- Вот и я вижу - никто. К девке, значит... Девка у них крутая, ядреная. Шешнадцать уж ей. А ты женись и не оглядывайся. - Дед сам почему-то оглянулся туда-сюда, приблизился, обдавая перегаром. - Выбирай корову по рогам, а жену по родам. А Туровы - люди стоящие, корневистые, истинный бог. Сам не шахтер? Шахтер. А то бы зашел? Бражка-то?.. Нет. Ну, гляди. Вот так вот, значит, и вознимайся к Туровым, - показал вверх по улице.
Михаил пошел, улыбаясь добрым словам старичка и тут же забывая про него от пугливого волнения перед тем, что будет через семь домов от избушки.
Тайно влюбленные создают себе особый мир понятий и представлений, где все наоборот: то соломинка видится бревном, то бревно - соломинкой. Михаил будто гири-пудовки на ногах волок, и чем ближе был восьмой дом, тем тяжелее поднимался: "Что я скажу? Ну что я скажу?!" - И оглядывался, как бы примериваясь задать стрекача под гору.
Но вот и дом: серый, бревенчатый, с большими окнами и с верандой на север, в сторону города, стоит высоко, в глуби усадьбы так, что основание фундамента намного выше его, Михаила, притаившегося за кустом сирени у калитки.
- Миша! Свешнев!..
Его увидели раньше. Выше дома, в широком прогале меж садовых деревьев, копали картошку. Валентина бежала, оступаясь в мягких осыпях перекопанного, раскинув руки, точно пытаясь кого поймать…

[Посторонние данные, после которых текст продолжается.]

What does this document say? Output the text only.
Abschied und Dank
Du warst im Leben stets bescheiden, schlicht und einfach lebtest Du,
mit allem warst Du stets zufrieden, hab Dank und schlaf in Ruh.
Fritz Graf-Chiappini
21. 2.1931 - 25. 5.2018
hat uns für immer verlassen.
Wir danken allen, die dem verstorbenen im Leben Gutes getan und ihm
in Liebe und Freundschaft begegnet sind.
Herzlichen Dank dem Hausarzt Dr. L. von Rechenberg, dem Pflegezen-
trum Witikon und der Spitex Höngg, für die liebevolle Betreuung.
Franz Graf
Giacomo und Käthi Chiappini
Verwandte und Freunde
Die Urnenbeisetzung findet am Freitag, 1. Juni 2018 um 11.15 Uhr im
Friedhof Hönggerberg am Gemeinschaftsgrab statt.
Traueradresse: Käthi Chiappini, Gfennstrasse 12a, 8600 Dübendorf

Потом он помогал копать картошку, а мать Валентины слова не проронила, рылась в земле, кидая неприветливые взгляды. Она была худая, вроде больная чахоткой, и совсем слабая: часто разгибалась, словно к чему прислушиваясь, мяла на тощей груди кофтенку и, как бы молясь, поднимала к небу большие, с синеватой эмалью белков глаза. А дед Андрей и того был не лучше: ползал по грядке на коленях, выгнув спину горбушкой, грабасто скреб жесткую землю корчеватыми руками, подогнув пальцы внутрь, упирался для подвижки. Был он весь будто из глины сбитый и засушенный, а внутри у него будто гулял ветер - так шумно дышал дед. Время от времени глядел на Михаила, выставив шишкастый нос, спрашивал:
- Из солдатов, значит?.. Чего ж к отцу-матери не поехал?
- Да ты уж спрашивал, - смеялась Валентина.
- Загунь! Не с тобой толкую. - И опять к Михаилу: - В шахту навек или деньжонок добыть?
- Не знаю. Как придется, - отвечал Михаил рассеянно, потому что рука его часто встречалась с рукой Валентины над ведром, и от этого он терял силы и внимание.
Пообедали на веранде. Там не обед был, а так, только отбывание времени: Михаил стыдился при Валентине еду в рот брать, а той, видно, тоже не до еды было: скребла вилкой по сковородке, вскидывала на Михаила серые, в путинах ресниц глаза да краснела.
- Ешь, что ты? - просила вынеженным, выдающим ее состояние голосом, отчего мать и вовсе поджимала бледно-синие нервные губы. "Не выносит меня. Злая, потому и худа, что кащеиха", - невзлюбил будущую тещу Михаил.
Он попросил задачник по геометрии, чтоб не подумали, что приходил без причины. У калитки Валентина спросила срывистым голосом:
- Тебе охота уходить?
- Не-ет, - затряс он головой, удивляясь действительности, которая вчера показалась бы сном.
- Пойдем, покажу дерево-гуся, - предложила она.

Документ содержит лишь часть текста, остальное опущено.